According to the World Health Organization (WHO), palliative care is an approach to providing interdisciplinary medical health care that aims to optimize the quality of life and reduce the suffering of patients with serious, complex and deadly diseases.
“The construction of palliative home and hospice by YKAI will begin by the end of 2023,” Sallyana said, explaining that organic plantations and livestock would also be built and become part of this health facility for patients and their families.
She further emphasized that the palliative home is intended for children cancer fighters from underprivileged families throughout Indonesia, who will also receive transportation facility support from YKAI.
YKAI’s various efforts to get involved in providing health services for children with cancer have received appreciation and support from a number of hospitals in the country.
According to a pediatrician at Dharmais Cancer Hospital, Dr. Reni Wigati, one of the most significant problems in health services in Indonesia is that there are still many people who have difficulty getting,’access to care’.
“People still have difficulty getting a simple diagnosis, let alone receiving comprehensive therapies or cell therapy for transplantation,” she said.
At the palliative home, Dr.
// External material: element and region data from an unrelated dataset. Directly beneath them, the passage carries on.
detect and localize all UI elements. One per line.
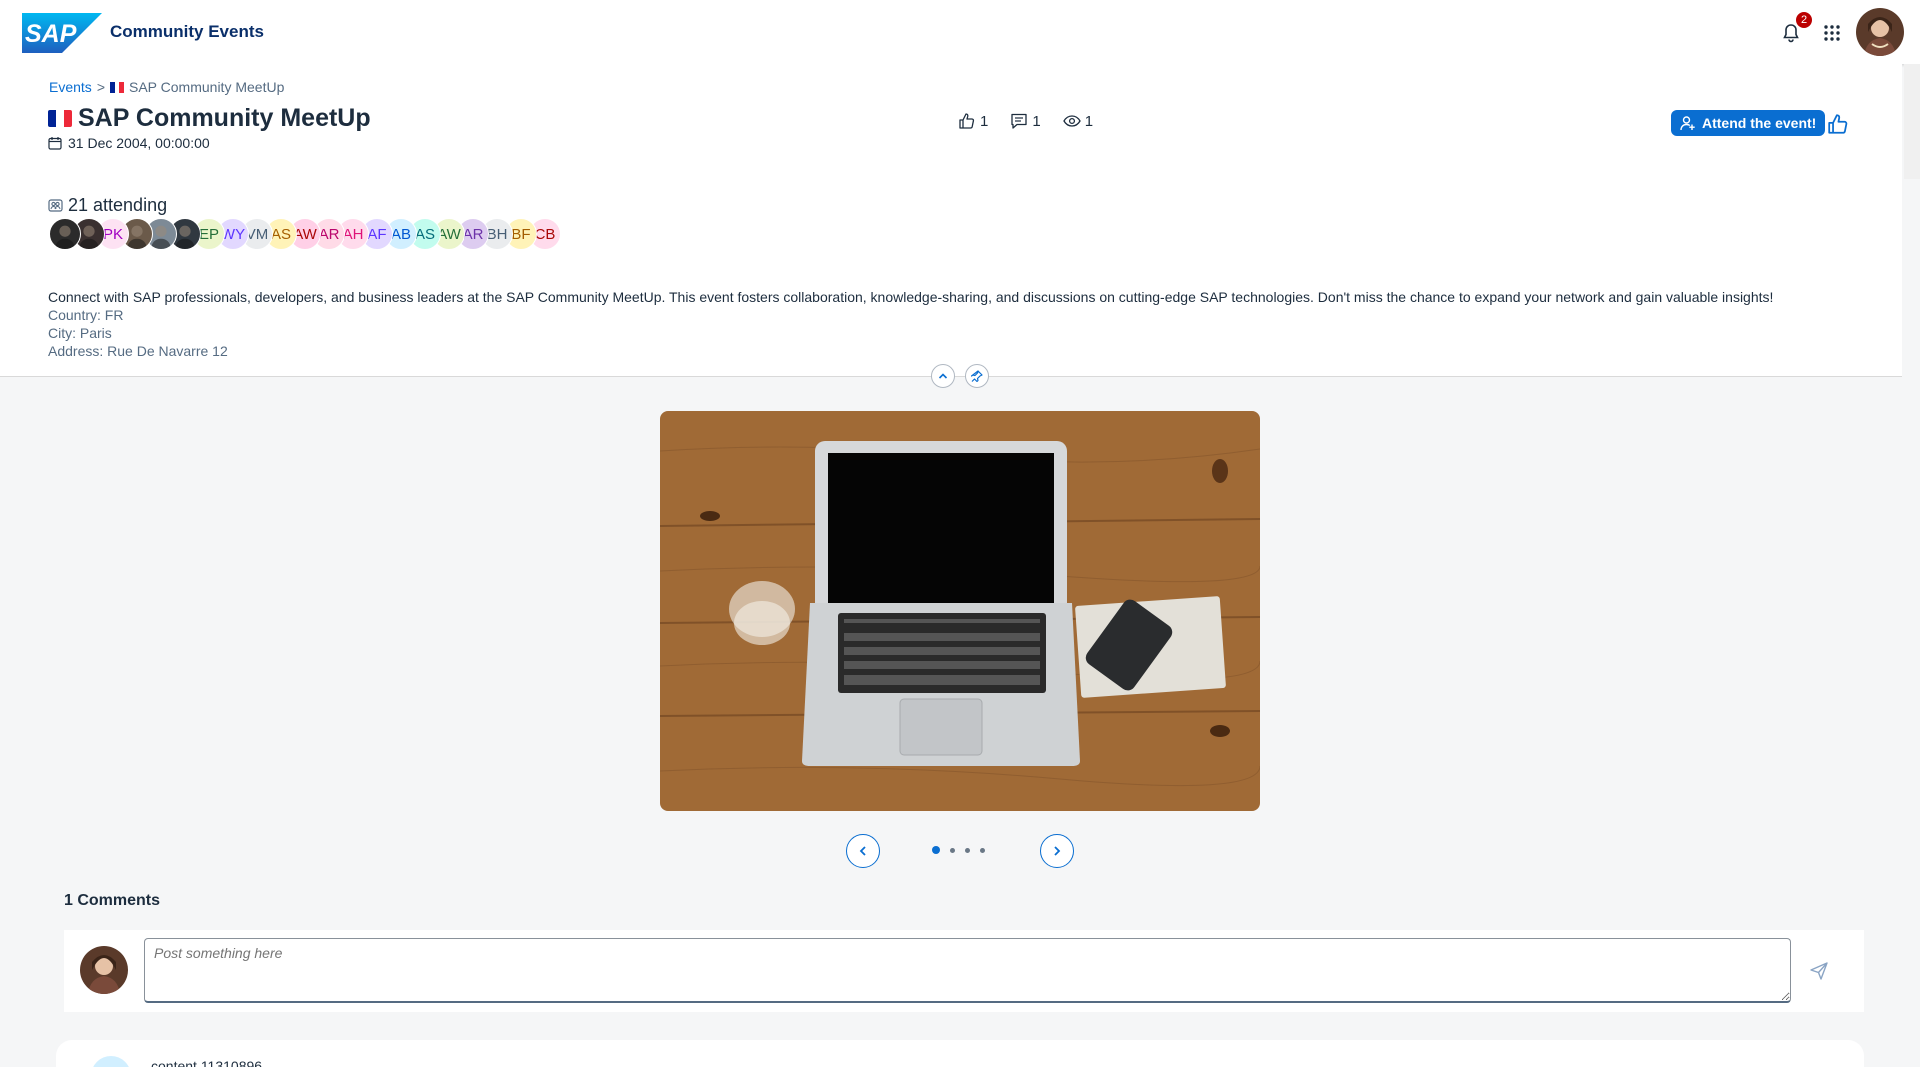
comment-author-avatar — [91, 1056, 131, 1067]
group-icon — [48, 199, 63, 212]
event-header: Events > SAP Community MeetUp SAP Commun… — [0, 64, 1902, 377]
page-title: SAP Community MeetUp — [48, 104, 371, 133]
breadcrumb-current: SAP Community MeetUp — [129, 79, 285, 95]
event-country: Country: FR — [48, 307, 124, 323]
pin-header-button[interactable] — [965, 364, 989, 388]
likes-count: 1 — [980, 112, 989, 130]
event-city: City: Paris — [48, 325, 112, 341]
comments-count: 1 — [1032, 112, 1041, 130]
current-user-avatar — [80, 946, 128, 994]
likes-stat[interactable]: 1 — [958, 112, 988, 130]
svg-text:SAP: SAP — [25, 20, 77, 48]
send-icon[interactable] — [1809, 961, 1829, 981]
attending-label: 21 attending — [68, 195, 168, 215]
attend-event-button[interactable]: Attend the event! — [1671, 110, 1826, 136]
breadcrumb: Events > SAP Community MeetUp — [49, 79, 284, 95]
carousel-image — [660, 411, 1260, 811]
attend-event-label: Attend the event! — [1702, 115, 1817, 131]
comment-icon — [1011, 113, 1027, 129]
event-stats: 1 1 1 — [958, 112, 1093, 130]
user-avatar[interactable] — [1856, 8, 1904, 56]
event-date: 31 Dec 2004, 00:00:00 — [48, 135, 210, 151]
comment-item: content 11310896 — [56, 1040, 1864, 1067]
notification-badge: 2 — [1796, 12, 1812, 28]
france-flag-icon — [48, 110, 72, 127]
chevron-left-icon — [859, 846, 866, 856]
eye-icon — [1062, 115, 1081, 127]
shell-bar: SAP Community Events 2 — [0, 0, 1920, 64]
carousel-page-indicator — [932, 846, 985, 854]
views-count: 1 — [1084, 112, 1094, 130]
app-launcher-grid-icon[interactable] — [1823, 24, 1841, 42]
comment-input[interactable] — [144, 938, 1791, 1003]
event-description: Connect with SAP professionals, develope… — [48, 289, 1774, 305]
breadcrumb-separator: > — [96, 79, 105, 95]
views-stat[interactable]: 1 — [1062, 112, 1094, 130]
calendar-icon — [48, 137, 62, 150]
thumbs-up-icon — [959, 113, 975, 129]
pin-icon — [971, 370, 983, 382]
event-date-text: 31 Dec 2004, 00:00:00 — [68, 135, 210, 151]
header-controls — [931, 364, 989, 388]
like-event-icon[interactable] — [1827, 113, 1849, 135]
sap-logo[interactable]: SAP — [22, 13, 102, 53]
event-address: Address: Rue De Navarre 12 — [48, 343, 228, 359]
comments-stat[interactable]: 1 — [1010, 112, 1041, 130]
app-title[interactable]: Community Events — [110, 22, 264, 42]
attending-count: 21 attending — [48, 195, 167, 216]
france-flag-icon — [110, 81, 125, 93]
add-person-icon — [1680, 116, 1695, 131]
collapse-header-button[interactable] — [931, 364, 955, 388]
comment-composer — [64, 930, 1864, 1012]
chevron-up-icon — [938, 373, 948, 379]
comments-title: 1 Comments — [64, 892, 161, 909]
carousel-next-button[interactable] — [1040, 834, 1074, 868]
comment-text: content 11310896 — [151, 1058, 263, 1067]
carousel-dot[interactable] — [965, 847, 970, 853]
header-scrollbar[interactable] — [1904, 64, 1920, 179]
breadcrumb-events-link[interactable]: Events — [49, 79, 92, 95]
carousel-dot[interactable] — [932, 846, 940, 854]
carousel-dot[interactable] — [980, 847, 985, 853]
event-title: SAP Community MeetUp — [78, 104, 371, 132]
attendee-photo-avatar[interactable] — [49, 218, 81, 250]
chevron-right-icon — [1054, 846, 1061, 856]
carousel-dot[interactable] — [950, 847, 955, 853]
carousel-prev-button[interactable] — [846, 834, 880, 868]
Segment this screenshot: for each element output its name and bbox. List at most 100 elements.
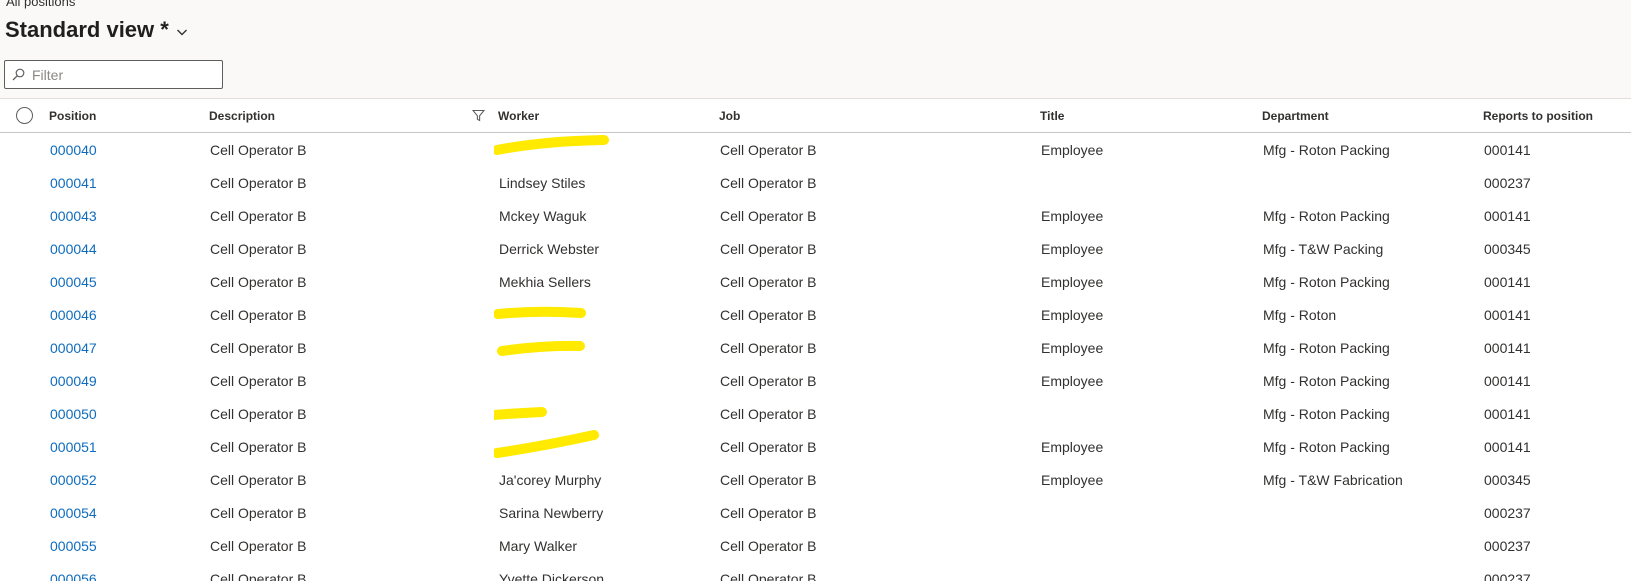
- table-row[interactable]: 000056 Cell Operator B Yvette Dickerson …: [0, 562, 1631, 581]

Reni added, cancer patients are expected to get support from the beginning of diagnosis until they are recovered. In this facility, “we can bring patients closer to their families in the final stages of their lives,” she said.
She pointed out that 50 percent of cancer patients in Indonesia have entered an advanced stage, while 70 percent of patients die. Mainly, this is because their family or parents decide to no longer continue treatment due to economic reasons, or because the medical therapy is no longer able to cure them.
“We really welcome the Indonesian Child Cancer Foundation to establish the first hospice and palliative home in Indonesia,” Dr. Reni said.
At the ‘A Cup for Lives’ event held in Jakarta on Monday (Oct. 23), YKAI, which was founded in 2004, introduced ‘Humanity in Harmony’ as its main program initiative for the construction of hospice and palliative home for children with cancer from underprivileged people in Indonesia.